I stood by his new-old car, thinking of the Belvedere, which was now a burned-out wreck, and I almost turned tail and beat feet for home. I wonder how much of my life would have been different if I’d done that. I wonder if I’d be writing this now. There’s no way of telling, is there? Saint Paul was all too right about that dark glass. We look through it all our days and see nothing but our own reflections.
Instead of running, I gathered my courage and went to the shed. He was putting electronic equipment into a wooden orange crate, using large sheets of crumpled-up brown paper for padding, and didn’t see me at first. He was dressed in jeans and a plain white shirt. The notched collar was gone. Children aren’t very observant about the changes in adults, as a rule, but even at nine I could see he’d lost weight. He was standing in a shaft of sunlight, and when he heard me come in, he looked up. There were new lines on his face, but when he saw me and smiled, the lines disappeared. That smile was so sad it put an arrow in my heart.
I didn’t think, just ran to him. He opened his arms and lifted me up so he could kiss me on the cheek. “Jamie!” he cried. “Thou art Alpha and Omega!”
“Huh?”
“Revelation, chapter one, verse eight. ‘I am Alpha and Omega, the beginning and the end.’ You were the first kid I met when I came to Harlow, and you’re the last. I’m so very, very glad you came.”
I started to cry. I didn’t want to but couldn’t help it. “I’m sorry, Reverend Jacobs. I’m sorry for everything. You were right in church, it’s not fair.”

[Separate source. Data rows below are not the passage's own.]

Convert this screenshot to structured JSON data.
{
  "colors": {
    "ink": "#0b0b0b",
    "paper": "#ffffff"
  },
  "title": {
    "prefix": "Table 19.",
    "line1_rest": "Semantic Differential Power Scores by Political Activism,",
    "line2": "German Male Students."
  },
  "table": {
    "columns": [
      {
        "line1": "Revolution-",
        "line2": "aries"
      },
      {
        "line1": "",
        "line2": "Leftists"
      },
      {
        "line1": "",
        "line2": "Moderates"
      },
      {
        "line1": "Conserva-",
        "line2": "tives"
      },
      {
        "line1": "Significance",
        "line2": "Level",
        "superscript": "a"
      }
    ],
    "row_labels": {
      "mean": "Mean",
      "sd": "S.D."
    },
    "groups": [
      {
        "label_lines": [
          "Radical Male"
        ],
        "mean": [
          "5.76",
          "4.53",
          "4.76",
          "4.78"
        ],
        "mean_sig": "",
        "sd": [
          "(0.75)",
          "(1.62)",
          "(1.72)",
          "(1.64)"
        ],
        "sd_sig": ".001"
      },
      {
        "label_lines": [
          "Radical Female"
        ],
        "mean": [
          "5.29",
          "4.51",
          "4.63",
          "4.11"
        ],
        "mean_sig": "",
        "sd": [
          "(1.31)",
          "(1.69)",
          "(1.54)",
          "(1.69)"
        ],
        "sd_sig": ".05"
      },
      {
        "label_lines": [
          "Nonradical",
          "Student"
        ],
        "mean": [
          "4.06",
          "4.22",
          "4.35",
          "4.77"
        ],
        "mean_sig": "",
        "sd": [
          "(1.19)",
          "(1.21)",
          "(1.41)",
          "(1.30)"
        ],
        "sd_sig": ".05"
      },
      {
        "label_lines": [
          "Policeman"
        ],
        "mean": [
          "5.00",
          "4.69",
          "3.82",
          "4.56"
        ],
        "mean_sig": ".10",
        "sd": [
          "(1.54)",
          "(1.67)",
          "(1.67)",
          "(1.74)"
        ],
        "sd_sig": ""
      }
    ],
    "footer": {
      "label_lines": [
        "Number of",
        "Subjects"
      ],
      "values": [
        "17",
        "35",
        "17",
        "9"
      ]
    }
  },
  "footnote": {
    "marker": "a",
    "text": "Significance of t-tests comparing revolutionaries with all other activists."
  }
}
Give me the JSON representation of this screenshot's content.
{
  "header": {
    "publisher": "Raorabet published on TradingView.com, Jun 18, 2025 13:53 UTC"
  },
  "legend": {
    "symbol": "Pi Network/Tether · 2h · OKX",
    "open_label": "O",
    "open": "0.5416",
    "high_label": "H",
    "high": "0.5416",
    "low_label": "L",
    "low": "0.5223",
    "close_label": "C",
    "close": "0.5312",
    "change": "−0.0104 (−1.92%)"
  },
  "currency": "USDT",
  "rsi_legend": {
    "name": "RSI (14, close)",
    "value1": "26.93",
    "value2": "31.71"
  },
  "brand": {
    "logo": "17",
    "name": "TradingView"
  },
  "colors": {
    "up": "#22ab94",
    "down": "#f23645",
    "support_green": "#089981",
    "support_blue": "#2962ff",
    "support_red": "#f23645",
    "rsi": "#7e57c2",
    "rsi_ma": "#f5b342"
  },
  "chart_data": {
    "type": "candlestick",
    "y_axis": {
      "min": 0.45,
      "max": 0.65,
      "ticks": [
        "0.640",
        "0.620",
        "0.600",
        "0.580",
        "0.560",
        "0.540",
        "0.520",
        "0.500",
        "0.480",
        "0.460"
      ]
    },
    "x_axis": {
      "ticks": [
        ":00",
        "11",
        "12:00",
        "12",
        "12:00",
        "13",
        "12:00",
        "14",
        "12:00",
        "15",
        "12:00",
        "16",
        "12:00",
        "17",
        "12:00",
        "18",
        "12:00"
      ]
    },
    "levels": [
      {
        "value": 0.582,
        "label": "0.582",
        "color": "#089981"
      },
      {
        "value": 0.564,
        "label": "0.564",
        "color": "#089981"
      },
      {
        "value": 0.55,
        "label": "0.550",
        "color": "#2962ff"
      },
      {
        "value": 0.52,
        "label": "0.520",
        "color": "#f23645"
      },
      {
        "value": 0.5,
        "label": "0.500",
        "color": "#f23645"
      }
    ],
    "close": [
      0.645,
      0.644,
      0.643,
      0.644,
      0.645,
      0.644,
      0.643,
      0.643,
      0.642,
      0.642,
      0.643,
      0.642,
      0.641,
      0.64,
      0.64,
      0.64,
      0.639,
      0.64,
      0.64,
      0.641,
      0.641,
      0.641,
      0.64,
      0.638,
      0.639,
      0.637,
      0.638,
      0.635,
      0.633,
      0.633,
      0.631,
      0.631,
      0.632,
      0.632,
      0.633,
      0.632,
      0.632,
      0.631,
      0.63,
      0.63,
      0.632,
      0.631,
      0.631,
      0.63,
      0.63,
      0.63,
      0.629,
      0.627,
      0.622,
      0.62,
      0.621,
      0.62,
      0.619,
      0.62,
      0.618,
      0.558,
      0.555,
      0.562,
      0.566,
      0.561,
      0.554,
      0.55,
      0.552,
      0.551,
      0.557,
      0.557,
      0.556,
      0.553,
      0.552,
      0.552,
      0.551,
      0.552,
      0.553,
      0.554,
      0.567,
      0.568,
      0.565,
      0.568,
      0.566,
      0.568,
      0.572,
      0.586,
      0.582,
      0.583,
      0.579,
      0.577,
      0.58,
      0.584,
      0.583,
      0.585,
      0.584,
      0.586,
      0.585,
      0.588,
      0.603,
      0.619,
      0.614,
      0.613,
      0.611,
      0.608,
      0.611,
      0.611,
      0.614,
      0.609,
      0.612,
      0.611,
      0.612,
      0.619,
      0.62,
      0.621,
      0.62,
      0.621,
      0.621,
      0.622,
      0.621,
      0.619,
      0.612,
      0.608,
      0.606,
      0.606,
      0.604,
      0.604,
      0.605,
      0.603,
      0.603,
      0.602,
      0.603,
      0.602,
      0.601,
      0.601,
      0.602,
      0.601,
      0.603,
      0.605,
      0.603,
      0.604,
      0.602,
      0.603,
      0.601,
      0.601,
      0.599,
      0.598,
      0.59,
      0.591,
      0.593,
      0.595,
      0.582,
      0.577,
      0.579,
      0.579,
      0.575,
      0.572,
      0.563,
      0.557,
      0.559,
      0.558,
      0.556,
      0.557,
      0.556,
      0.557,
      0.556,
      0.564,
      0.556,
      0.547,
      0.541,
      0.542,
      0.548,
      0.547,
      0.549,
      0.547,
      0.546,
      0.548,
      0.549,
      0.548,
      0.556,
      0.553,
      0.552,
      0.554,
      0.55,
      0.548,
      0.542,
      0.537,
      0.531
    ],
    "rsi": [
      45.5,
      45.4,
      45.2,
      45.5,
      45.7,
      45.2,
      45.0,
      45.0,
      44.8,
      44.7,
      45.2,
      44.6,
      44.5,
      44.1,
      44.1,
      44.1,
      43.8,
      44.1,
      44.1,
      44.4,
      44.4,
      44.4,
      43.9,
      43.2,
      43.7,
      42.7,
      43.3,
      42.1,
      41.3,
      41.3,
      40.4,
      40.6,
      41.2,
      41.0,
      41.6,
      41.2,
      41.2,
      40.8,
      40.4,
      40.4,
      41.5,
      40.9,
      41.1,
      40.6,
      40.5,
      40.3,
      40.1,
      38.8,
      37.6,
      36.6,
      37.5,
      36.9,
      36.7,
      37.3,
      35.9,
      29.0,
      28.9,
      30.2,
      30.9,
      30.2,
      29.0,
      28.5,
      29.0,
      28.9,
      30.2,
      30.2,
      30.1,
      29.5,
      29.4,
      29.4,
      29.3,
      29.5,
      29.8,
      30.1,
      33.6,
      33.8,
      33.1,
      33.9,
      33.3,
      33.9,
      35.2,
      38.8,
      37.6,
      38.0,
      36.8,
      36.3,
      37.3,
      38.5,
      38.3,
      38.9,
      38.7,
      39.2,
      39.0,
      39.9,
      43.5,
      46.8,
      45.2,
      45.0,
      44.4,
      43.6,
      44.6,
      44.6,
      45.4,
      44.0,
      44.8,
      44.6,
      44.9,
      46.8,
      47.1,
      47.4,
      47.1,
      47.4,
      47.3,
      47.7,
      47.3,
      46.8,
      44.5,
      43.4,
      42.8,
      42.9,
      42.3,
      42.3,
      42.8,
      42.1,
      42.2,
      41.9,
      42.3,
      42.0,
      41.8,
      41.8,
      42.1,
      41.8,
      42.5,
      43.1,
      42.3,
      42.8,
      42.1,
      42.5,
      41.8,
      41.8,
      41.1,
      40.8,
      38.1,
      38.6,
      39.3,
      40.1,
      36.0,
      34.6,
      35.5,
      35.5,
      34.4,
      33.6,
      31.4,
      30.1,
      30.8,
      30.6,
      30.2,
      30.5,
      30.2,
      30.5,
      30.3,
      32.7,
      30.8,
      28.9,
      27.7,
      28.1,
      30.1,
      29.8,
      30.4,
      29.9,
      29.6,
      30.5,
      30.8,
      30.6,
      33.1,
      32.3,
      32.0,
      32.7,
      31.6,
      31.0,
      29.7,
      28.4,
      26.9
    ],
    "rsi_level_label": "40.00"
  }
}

He kissed my other cheek and set me down. “I don’t think I said that in so many words, but you certainly caught the gist of it. Not that you should take anything I said seriously; I was off my head. Your mother knew that. She told me so when she brought me that fine Thanksgiving feast. And she wished me all the best.”
Hearing that made me feel a little better.
“She gave me some good advice, too—that I should go far from Harlow, Maine, and start over. She said I might find my faith again in some new place. I strongly doubt that, but she was right about leaving.”
“I’ll never see you again.”
“Never say that, Jamie. Paths cross all the time in this world of ours, sometimes in the strangest places.” He took his handkerchief from his back pocket and wiped the tears from my face. “In any case, I’ll remember you. And I hope you’ll think of me from time to time.”
“I will.” Then, remembering: “You betchum bobcats.”
He went back to his worktable, now sadly bare, and finished packing up the last items—a couple of big square batteries he called “dry cells.” He closed the lid of the crate and began tying it shut with two stout pieces of rope.
“Connie wanted to come with me to say thank you, but he’s got… um… I think it’s soccer practice today. Or something.”
“That’s okay. I doubt if I really did anything.”
I was shocked. “You brought his voice back, for criminey sakes! You brought it back with your gadget!”
“Oh yes. My gadget.” He knotted the second rope, and yanked it tight. His sleeves were rolled up, and I could see he had awesome muscles. I had never noticed them before. “The Electrical Nerve Stimulator.”
“You ought to sell it, Reverend Jacobs! You could make a mint!”
He leaned an elbow on the crate, propped his chin on one hand, and gazed at me. “Do you think so?”
“Yes!”
“I doubt it very much. And I doubt if my ENS unit had anything to do with your brother’s recovery. You see, I built it that very day.” He laughed. “And powered it with a very small Japanese-made motor filched from Morrie’s Roscoe Robot toy.”
“Really?”
“Really. The concept is valid, I feel sure of that, but such prototypes—built on the fly, without any experiments to verify the steps in between—very rarely work. Yet I believed I had a chance, because I never doubted Dr. Renault’s original diagnosis. It was a stretched nerve, no more than that.”